Some additional thoughts to this post, but on the American polity, or rather, polities.

I wonder, those American Catholics (especially those who adhere to the Nationalist understanding of the Constitution) who talk about subsidiarity, how many of them live in a real community?

I would argue there can be real authority only when there is a real community, and there is shared commitment to the community and the common good. I would question whether those who are prepared to leave, for the sake of better economic opportunity or advancement, can really be considered members of a local community. Without community, can there be real self-rule or real authority at the "lower levels," rather than rule by a "fortunate" few. Even if one is attached to a romantic notion of democracy (i.e. the capacity of most people for self-rule), do they recognize that in such a situation, when true community is absent, that the regime is usually a bad one, with those who rule doing so for the sake of a few and not for the good of the whole? (What whole?)

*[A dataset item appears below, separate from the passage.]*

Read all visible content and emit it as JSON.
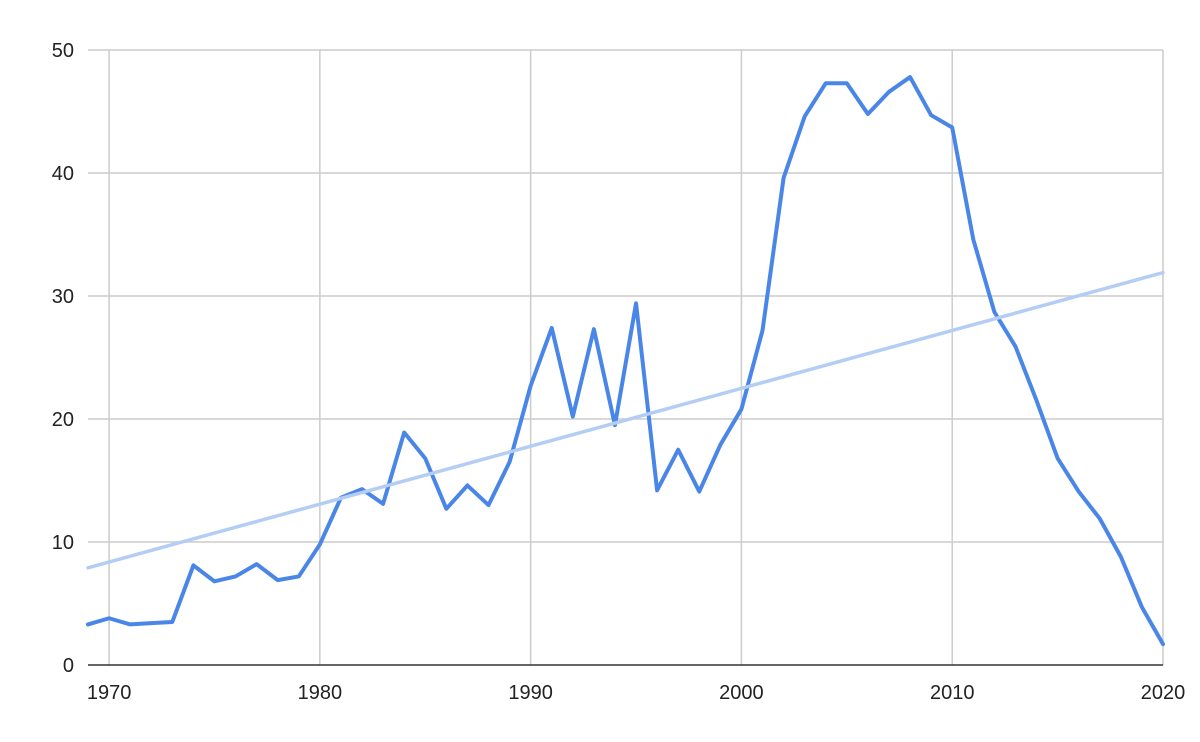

It may be the case that most states no longer have a real basis for sovereignty (as they lack autarky and true citizenship), but it seems better for us to recover constitutional order for the sake of reform, rather than attempting to start from scratch. There is something to turning to the Constitution and our own legal and constitutional history for the devolution of power. It may be the case that true subsidiarity can only be brought about when the assumption that states are the locus of sovereignty is addressed, but this would be a better way to decentralize, rather than waiting for things to fall apart. As it is, many Catholics seem to ignore the traditional role of the states when discussing subsidiarity, holding to a nationalist conception of the Union and seeing the states as nothing more than administrative units, one more "level" of authority.